It may only be one month into spring, but parts of Eastern Australia are braced for record-breaking temperatures that would put the peak of summer to shame.
The Queensland town of Birdsville broke Queensland’s September record with a 42.5-degree day on September 27, and outback New South Wales isn’t too far behind.
Over the last weekend, Wilcannia in New South Wales reached 40.5 degrees Celsius, breaking the previous state heat record for the month of September. In the blink of an eye, that record was set to be beaten with predictions of a 41-degree day in Bourke on September 27, and the possibility of towns in northern New South Wales to soar to 42 degrees.
There will, however, be a welcome change to follow. According to the Bureau of Meteorology, Bourke may drop back down to a far more reasonable high of 28 degrees on Thursday, which will surely feel like the dead of winter in comparison.

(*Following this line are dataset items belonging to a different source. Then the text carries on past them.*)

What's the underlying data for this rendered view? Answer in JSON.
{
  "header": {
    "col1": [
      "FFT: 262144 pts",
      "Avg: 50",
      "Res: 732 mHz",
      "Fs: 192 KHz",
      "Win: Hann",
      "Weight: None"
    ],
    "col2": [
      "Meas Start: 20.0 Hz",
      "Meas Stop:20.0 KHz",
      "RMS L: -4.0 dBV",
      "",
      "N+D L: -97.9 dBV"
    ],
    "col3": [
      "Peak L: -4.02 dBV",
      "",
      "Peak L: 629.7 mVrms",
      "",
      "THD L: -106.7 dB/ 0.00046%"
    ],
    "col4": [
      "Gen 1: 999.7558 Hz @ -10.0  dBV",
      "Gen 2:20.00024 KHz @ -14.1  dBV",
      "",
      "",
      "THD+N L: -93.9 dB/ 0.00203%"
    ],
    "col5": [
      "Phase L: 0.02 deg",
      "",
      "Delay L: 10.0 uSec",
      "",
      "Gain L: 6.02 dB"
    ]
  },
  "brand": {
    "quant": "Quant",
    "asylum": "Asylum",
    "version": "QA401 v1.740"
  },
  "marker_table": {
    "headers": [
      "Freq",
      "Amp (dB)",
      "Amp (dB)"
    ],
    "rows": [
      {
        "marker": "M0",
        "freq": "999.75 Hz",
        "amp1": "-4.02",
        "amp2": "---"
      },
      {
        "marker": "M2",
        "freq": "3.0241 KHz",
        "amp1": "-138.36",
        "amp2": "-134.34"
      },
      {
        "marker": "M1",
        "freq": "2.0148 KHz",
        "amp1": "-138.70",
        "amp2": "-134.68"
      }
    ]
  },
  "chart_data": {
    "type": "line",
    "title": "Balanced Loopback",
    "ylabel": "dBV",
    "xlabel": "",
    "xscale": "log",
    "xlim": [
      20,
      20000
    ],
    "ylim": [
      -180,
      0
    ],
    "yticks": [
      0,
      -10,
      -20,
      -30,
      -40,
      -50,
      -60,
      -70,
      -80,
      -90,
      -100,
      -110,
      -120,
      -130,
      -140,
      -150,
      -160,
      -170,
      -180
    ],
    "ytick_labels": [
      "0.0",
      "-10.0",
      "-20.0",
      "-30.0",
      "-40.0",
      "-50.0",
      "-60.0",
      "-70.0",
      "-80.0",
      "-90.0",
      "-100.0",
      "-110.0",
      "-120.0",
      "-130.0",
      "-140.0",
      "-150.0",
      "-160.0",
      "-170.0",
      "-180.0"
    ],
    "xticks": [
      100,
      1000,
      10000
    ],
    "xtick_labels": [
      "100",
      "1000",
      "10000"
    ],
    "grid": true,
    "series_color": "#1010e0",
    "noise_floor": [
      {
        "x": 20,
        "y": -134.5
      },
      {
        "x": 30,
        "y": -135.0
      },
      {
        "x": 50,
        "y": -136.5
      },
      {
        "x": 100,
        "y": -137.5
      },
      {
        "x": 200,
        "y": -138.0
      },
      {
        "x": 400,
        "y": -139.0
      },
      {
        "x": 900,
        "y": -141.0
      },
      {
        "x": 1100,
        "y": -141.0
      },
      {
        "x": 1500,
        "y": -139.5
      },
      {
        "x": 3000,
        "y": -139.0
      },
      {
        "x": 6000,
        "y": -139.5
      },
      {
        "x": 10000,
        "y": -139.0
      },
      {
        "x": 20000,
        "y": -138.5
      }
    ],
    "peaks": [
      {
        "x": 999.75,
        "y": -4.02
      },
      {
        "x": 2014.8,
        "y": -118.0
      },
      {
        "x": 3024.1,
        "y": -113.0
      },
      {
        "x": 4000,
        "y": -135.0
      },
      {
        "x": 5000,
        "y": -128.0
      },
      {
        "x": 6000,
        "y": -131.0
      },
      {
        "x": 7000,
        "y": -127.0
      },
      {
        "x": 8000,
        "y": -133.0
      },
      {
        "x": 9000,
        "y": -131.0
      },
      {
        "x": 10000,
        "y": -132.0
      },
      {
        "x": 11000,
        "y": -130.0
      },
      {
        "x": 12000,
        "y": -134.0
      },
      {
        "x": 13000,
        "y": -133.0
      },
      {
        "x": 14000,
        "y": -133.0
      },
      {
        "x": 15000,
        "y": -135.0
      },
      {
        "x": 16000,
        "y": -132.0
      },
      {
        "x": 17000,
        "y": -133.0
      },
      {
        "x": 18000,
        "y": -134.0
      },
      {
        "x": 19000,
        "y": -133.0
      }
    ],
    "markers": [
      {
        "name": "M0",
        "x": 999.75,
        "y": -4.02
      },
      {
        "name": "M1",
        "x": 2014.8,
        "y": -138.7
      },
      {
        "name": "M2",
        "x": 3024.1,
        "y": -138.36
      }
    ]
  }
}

Queensland’s capital city of Brisbane will reportedly reach 36 degrees Celsius on Thursday, and western areas will likely be even more unbearably hot, with temperatures closer to 40 degrees forecast.
Temperatures are tipped to drop over the weekend with some cloudy weather, even if rain may not be on the horizon until October 2.
We may love mocking other countries that consider anything above 26 degrees to be a heatwave, but that doesn’t mean we’re impervious to the effects of a true Aussie weather phenomenon. Even if you’re waiting out the heat in relative comfort thanks to your air-conditioning and tall glass of water, make sure you check in on any elderly neighbours who may not be coping as well. Pets may also need extra water and some assured shade in the yard to ensure they’re able to cope with the sweltering temperatures.
You may not feel the effects as much as other people, but don’t be fooled into thinking you can get away with spending too much time outdoors; even activities such as gardening, which may not seems strenuous, could result in a nasty case of heat stroke.